To aid user understanding, and prevent abuse, it is desirable to prevent the formation of excessively large sets. What are some ways to prevent or disincentivize formation of large sets?

• Technical limit on the size of a set: Is there a reasonable limit we can place on the number of domains in a set?
  • ccTLD variants can number in the 100s. Should those be discounted against the limit?
• Storage limits: Could we apply counterpressure against formation of large sets by applying storage limits per set, instead of per domain?
• Entropy limits: Could we apply counterpressure against formation of large sets by applying entropy limits (e.g. Privacy Budget ) will be applied per set, instead of per domain. Can these be an effective counterpressure?
• Other ideas?

[bslassey]

Since there will be communication within a set, Privacy Budget limits will have to apply to the entire set. Whether or not that is effective counterpressure to forming large sets can reasonably debated of course.

[krgovind]

Since there will be communication within a set, Privacy Budget limits will have to apply to the entire set. Whether or not that is effective counterpressure to forming large sets can reasonably debated of course.

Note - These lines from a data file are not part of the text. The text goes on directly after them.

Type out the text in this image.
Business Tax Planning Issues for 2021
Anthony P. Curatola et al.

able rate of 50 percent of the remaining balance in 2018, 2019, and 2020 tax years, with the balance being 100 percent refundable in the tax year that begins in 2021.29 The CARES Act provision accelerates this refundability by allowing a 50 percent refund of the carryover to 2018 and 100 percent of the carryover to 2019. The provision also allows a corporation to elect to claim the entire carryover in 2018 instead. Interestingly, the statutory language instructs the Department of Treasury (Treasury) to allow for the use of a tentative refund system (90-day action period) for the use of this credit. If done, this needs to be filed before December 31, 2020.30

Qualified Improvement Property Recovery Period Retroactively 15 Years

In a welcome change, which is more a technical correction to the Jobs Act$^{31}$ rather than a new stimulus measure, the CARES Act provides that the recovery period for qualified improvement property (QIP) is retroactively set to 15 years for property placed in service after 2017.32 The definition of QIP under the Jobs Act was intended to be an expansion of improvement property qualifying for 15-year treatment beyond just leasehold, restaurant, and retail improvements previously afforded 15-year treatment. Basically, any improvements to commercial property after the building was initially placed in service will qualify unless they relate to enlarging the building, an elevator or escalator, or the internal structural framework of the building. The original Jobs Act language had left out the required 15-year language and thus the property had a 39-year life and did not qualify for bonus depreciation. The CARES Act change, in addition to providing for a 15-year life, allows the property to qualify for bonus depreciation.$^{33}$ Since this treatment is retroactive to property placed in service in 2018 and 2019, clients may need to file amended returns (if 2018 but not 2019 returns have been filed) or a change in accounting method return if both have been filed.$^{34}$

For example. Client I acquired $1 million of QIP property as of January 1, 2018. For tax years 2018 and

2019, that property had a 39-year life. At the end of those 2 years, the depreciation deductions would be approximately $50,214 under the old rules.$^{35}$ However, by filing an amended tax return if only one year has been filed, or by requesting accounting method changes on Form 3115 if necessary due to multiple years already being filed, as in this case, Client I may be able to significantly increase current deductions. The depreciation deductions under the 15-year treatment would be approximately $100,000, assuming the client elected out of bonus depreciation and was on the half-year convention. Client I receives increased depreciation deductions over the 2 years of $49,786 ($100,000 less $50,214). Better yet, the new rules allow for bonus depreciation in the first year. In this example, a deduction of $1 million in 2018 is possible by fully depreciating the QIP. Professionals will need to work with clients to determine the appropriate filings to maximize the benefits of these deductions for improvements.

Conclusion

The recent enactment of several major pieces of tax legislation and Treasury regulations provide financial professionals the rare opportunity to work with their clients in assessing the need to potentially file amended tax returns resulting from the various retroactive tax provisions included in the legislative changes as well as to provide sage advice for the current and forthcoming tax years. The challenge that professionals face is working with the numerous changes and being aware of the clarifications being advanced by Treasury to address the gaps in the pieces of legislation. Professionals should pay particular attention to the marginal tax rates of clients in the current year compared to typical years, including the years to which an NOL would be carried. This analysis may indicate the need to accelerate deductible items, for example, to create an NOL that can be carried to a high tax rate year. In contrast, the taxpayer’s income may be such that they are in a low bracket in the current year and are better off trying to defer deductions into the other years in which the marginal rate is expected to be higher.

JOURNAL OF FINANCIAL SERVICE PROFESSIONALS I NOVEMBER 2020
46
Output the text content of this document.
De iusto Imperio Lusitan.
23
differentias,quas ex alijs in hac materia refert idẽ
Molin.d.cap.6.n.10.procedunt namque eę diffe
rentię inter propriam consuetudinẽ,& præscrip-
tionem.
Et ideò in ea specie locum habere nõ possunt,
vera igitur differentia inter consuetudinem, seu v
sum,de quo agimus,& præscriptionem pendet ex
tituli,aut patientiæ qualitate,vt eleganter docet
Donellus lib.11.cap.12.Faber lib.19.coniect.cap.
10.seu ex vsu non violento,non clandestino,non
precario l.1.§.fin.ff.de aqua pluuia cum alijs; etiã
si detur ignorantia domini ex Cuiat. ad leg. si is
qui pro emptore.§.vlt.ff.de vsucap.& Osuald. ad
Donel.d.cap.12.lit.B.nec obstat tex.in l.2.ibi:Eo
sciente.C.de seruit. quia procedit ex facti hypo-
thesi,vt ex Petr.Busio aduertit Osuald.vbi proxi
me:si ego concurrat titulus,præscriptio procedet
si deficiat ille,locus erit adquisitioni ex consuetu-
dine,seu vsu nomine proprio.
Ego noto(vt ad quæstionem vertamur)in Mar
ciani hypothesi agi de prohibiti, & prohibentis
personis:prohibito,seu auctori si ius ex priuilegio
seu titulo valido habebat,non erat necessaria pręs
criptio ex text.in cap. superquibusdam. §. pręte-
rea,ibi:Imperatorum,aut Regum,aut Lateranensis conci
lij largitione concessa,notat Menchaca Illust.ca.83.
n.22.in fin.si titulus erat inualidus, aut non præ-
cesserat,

Indeed. Edited the original post to reflect this.

[hpsin]

@krgovind the size of the allowed set is of significant interest to established corporations like Microsoft, who have ~300 domains in use for our applications that we'd need to put in a single set. Is there a plan to place a hard upper limit on the set size? Happy to open this as a separate issue.

[othermaciej]

Hundreds of domains in a set has clear abuse potential. There should be some sort of limit.

[hpsin]

Agreed - there will always be tension with forcing changes and improving privacy. We can pick winners amongst our apps if need be. Understanding if the limit is 3 (non-starter for us, 3 barely covers our login pages) or 20, or 50, is a good starting point that we can use to drive domain convergence.

[krgovind]

@hpsin: Could you elaborate on whether all ~300 domains would need to be in the same set?

• Do they all need access to the same user identity within a given browsing session?
• Do some of them serve as utility domains that could make use of partitioned state? For instance, Firefox is doing this in ETP strict mode.

Note that a single organization would have the ability to form multiple sets. For instance you could divide up your domains based on how users interact across them.

[hpsin]

Generally yes - they are all "top level" products that a user would interact with and expect to see SSO between them. We could look at reducing this to perhaps 100 domains once we strip out CDNs, back-end sites, sites that don't require cookie auth, etc - at which point it does not accurately capture the set of domains we own. No matter how we divide up the domains, all of them overlap on our login domain (thus breaking the "one set per domain" rule).

We could use (and plan to use) partitioning for some domains (think the spellcheck plugin for a word processor) with some significant updates to the auth model, which may reduce our count down to 75.

[johannhof]

I think this was solved through the subsets design and particularly limiting the number of "associated" subset members. There's still an open question whether the new design is able to solve all use cases properly (#96) but for now I'd say that in general the design is effective in preventing (non-contextual) large set formation.